The biggest challenge with assigning the mine clearance vehicle to specific units, is training. The flail chews through so much dirt at such a rapid pace that it requires an environmental permit to use, whether on or off a military installation.
"They're going to train on this for the long term, so you can't keep doing the same area. After a while it's moon dust. There's no training value for that, so you have to keep moving around," said Ronnie King, functional manager for explosive hazardous defeat systems at the Maneuver Support Center of Excellence, headquartered at Fort Leonard Wood.
For that reason, area clearance platoons also receive a training DVD that will allow them to remain sharp on the controls in a virtual world. The Maneuver Support Center of Excellence staff also plans on including a replica Medium Flail station inside of a Virtual Clearance Training Suite trailer. These VCTS trailers already include "battle stations" that replicate other mine and bomb clearing vehicles, especially designed for combat engineers to use.
"With their own small transportable trailer, in a virtual environment, I could emplace mines, and do more than I could in a live training environment," said King.
Next fiscal year, the Army will begin fielding the M-160 Light Flail. The Light Flail weighs 6.5 tons, and is a smaller, remote-controlled version of its bigger brother, Medium Flail.

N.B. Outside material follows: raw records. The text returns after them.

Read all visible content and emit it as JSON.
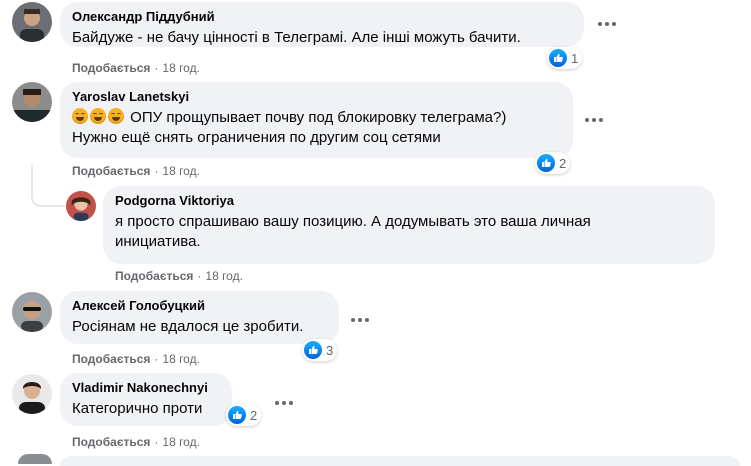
{
  "colors": {
    "bubble_bg": "#f0f2f5",
    "link_grey": "#65676b",
    "like_blue": "#1877f2"
  },
  "comments": [
    {
      "author": "Олександр Піддубний",
      "lines": [
        "Байдуже - не бачу цінності в Телеграмі. Але інші можуть бачити."
      ],
      "reactions": "1",
      "like_label": "Подобається",
      "time": "18 год."
    },
    {
      "author": "Yaroslav Lanetskyi",
      "lines": [
        "ОПУ прощупывает почву под блокировку телеграма?)",
        "Нужно ещё снять ограничения по другим соц сетями"
      ],
      "emoji_count": 3,
      "reactions": "2",
      "like_label": "Подобається",
      "time": "18 год."
    },
    {
      "author": "Podgorna Viktoriya",
      "lines": [
        "я просто спрашиваю вашу позицию. А додумывать это ваша личная",
        "инициатива."
      ],
      "like_label": "Подобається",
      "time": "18 год."
    },
    {
      "author": "Алексей Голобуцкий",
      "lines": [
        "Росіянам не вдалося це зробити."
      ],
      "reactions": "3",
      "like_label": "Подобається",
      "time": "18 год."
    },
    {
      "author": "Vladimir Nakonechnyi",
      "lines": [
        "Категорично проти"
      ],
      "reactions": "2",
      "like_label": "Подобається",
      "time": "18 год."
    }
  ],
  "icons": {
    "more": "more-options-icon",
    "like": "like-reaction-icon",
    "emoji": "laughing-emoji-icon"
  }
}
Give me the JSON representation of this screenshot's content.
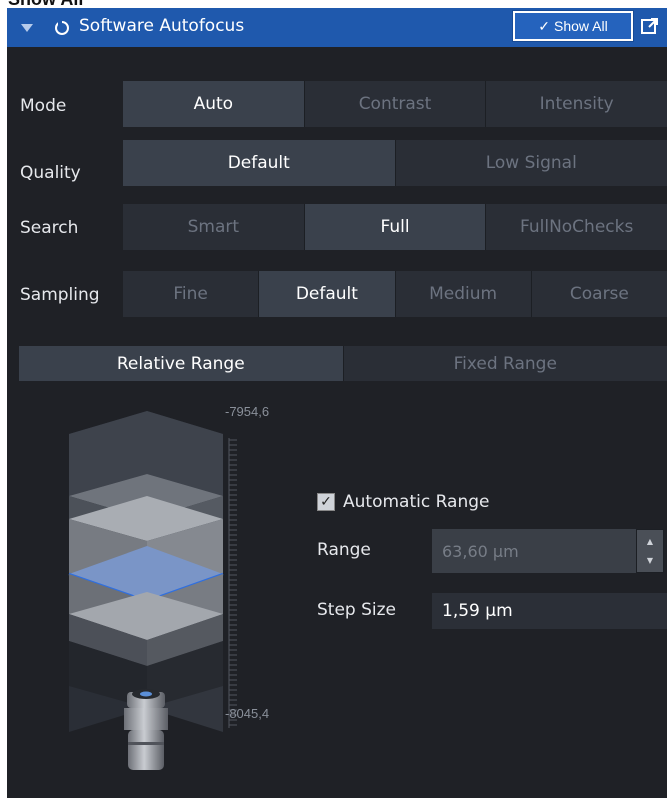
{
  "top_label": "Show All",
  "header": {
    "title": "Software Autofocus",
    "show_all_label": "Show All",
    "icons": [
      "collapse-arrow-icon",
      "refresh-circle-icon",
      "check-icon",
      "external-window-icon"
    ]
  },
  "mode": {
    "label": "Mode",
    "options": [
      "Auto",
      "Contrast",
      "Intensity"
    ],
    "selected": "Auto"
  },
  "quality": {
    "label": "Quality",
    "options": [
      "Default",
      "Low Signal"
    ],
    "selected": "Default"
  },
  "search": {
    "label": "Search",
    "options": [
      "Smart",
      "Full",
      "FullNoChecks"
    ],
    "selected": "Full"
  },
  "sampling": {
    "label": "Sampling",
    "options": [
      "Fine",
      "Default",
      "Medium",
      "Coarse"
    ],
    "selected": "Default"
  },
  "range_tabs": {
    "options": [
      "Relative Range",
      "Fixed Range"
    ],
    "selected": "Relative Range"
  },
  "scale": {
    "top": "-7954,6",
    "bottom": "-8045,4"
  },
  "automatic_range": {
    "label": "Automatic Range",
    "checked": true
  },
  "range": {
    "label": "Range",
    "value": "63,60 µm"
  },
  "step_size": {
    "label": "Step Size",
    "value": "1,59 µm"
  },
  "colors": {
    "header_bg": "#1f59ad",
    "panel_bg": "#1f2126",
    "selected_segment": "#3a414c",
    "focus_plane": "#2f6fe0"
  }
}
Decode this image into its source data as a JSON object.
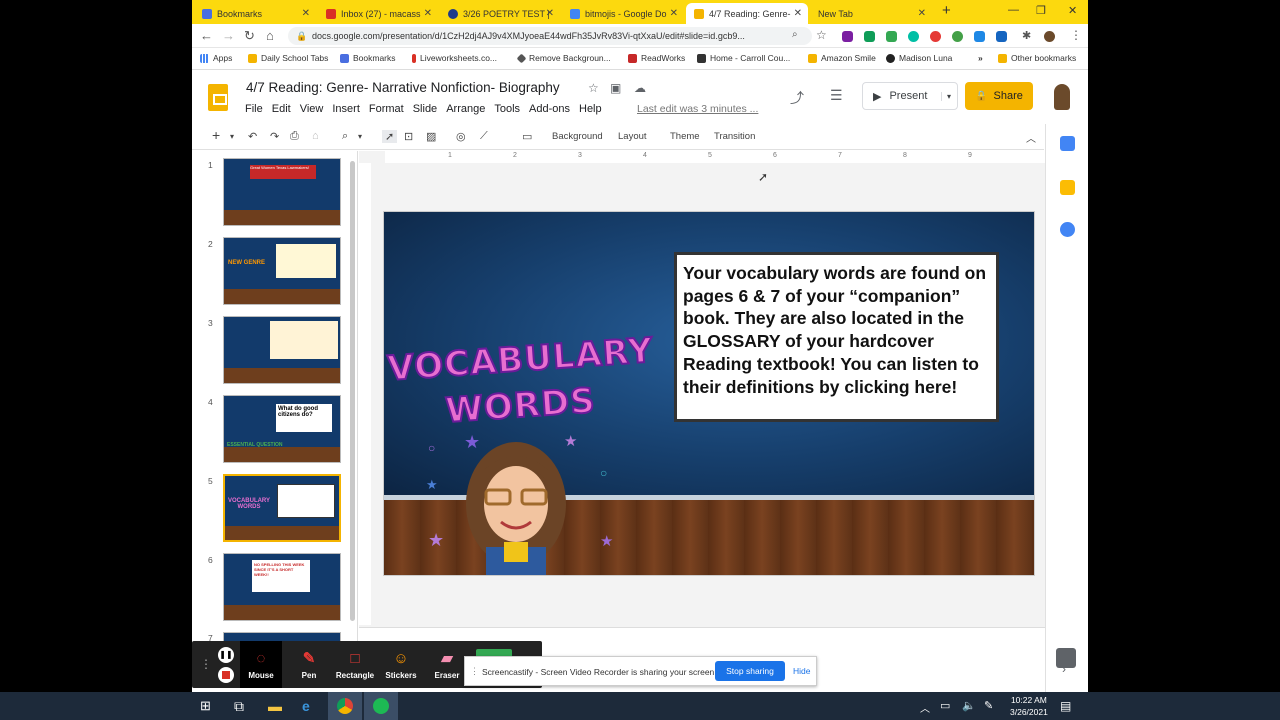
{
  "browser": {
    "tabs": [
      {
        "label": "Bookmarks",
        "active": false,
        "icon": "bookmarks-icon"
      },
      {
        "label": "Inbox (27) - macass",
        "active": false,
        "icon": "gmail-icon"
      },
      {
        "label": "3/26 POETRY TEST |",
        "active": false,
        "icon": "site-icon"
      },
      {
        "label": "bitmojis - Google Do",
        "active": false,
        "icon": "docs-icon"
      },
      {
        "label": "4/7 Reading: Genre-",
        "active": true,
        "icon": "slides-icon"
      },
      {
        "label": "New Tab",
        "active": false,
        "icon": "newtab-icon"
      }
    ],
    "url": "docs.google.com/presentation/d/1CzH2dj4AJ9v4XMJyoeaE44wdFh35JvRv83Vi-qtXxaU/edit#slide=id.gcb9...",
    "bookmarks": [
      {
        "label": "Apps"
      },
      {
        "label": "Daily School Tabs"
      },
      {
        "label": "Bookmarks"
      },
      {
        "label": "Liveworksheets.co..."
      },
      {
        "label": "Remove Backgroun..."
      },
      {
        "label": "ReadWorks"
      },
      {
        "label": "Home - Carroll Cou..."
      },
      {
        "label": "Amazon Smile"
      },
      {
        "label": "Madison Luna"
      },
      {
        "label": "Other bookmarks"
      }
    ]
  },
  "doc": {
    "title": "4/7 Reading: Genre- Narrative Nonfiction- Biography",
    "menu": [
      "File",
      "Edit",
      "View",
      "Insert",
      "Format",
      "Slide",
      "Arrange",
      "Tools",
      "Add-ons",
      "Help"
    ],
    "last_edit": "Last edit was 3 minutes ...",
    "present_label": "Present",
    "share_label": "Share"
  },
  "toolbar": {
    "background": "Background",
    "layout": "Layout",
    "theme": "Theme",
    "transition": "Transition"
  },
  "ruler": [
    "1",
    "2",
    "3",
    "4",
    "5",
    "6",
    "7",
    "8",
    "9"
  ],
  "filmstrip": [
    {
      "num": "1",
      "text": "Great Women Texas Lawmakers!"
    },
    {
      "num": "2",
      "text": "NEW GENRE"
    },
    {
      "num": "3",
      "text": ""
    },
    {
      "num": "4",
      "text": "What do good citizens do?"
    },
    {
      "num": "5",
      "text": "VOCABULARY WORDS"
    },
    {
      "num": "6",
      "text": "NO SPELLING THIS WEEK SINCE IT'S A SHORT WEEK!!"
    },
    {
      "num": "7",
      "text": ""
    }
  ],
  "slide": {
    "heading_line1": "VOCABULARY",
    "heading_line2": "WORDS",
    "body": "Your vocabulary words are found on pages 6 & 7 of your “companion” book. They are also located in the GLOSSARY of your hardcover Reading textbook! You can listen to their definitions by clicking here!"
  },
  "screencastify": {
    "tools": [
      "Mouse",
      "Pen",
      "Rectangle",
      "Stickers",
      "Eraser"
    ],
    "notice": "Screencastify - Screen Video Recorder is sharing your screen.",
    "stop": "Stop sharing",
    "hide": "Hide"
  },
  "taskbar": {
    "time": "10:22 AM",
    "date": "3/26/2021"
  },
  "colors": {
    "tab_bar": "#fcd90e",
    "accent": "#f4b400",
    "slide_bg": "#14385f",
    "stop_button": "#1a73e8"
  }
}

This will be yet another tool in the combat engineer's arsenal to defeat enemy threats, conquer land and save lives.
"Mine fields are all around the world, and they're not going away unless we clear them. So, we know that our mission -- at least for today or until the world gets out of (using) mines -- is we have to have clearance equipment, and that's why we developed these vehicles," said King.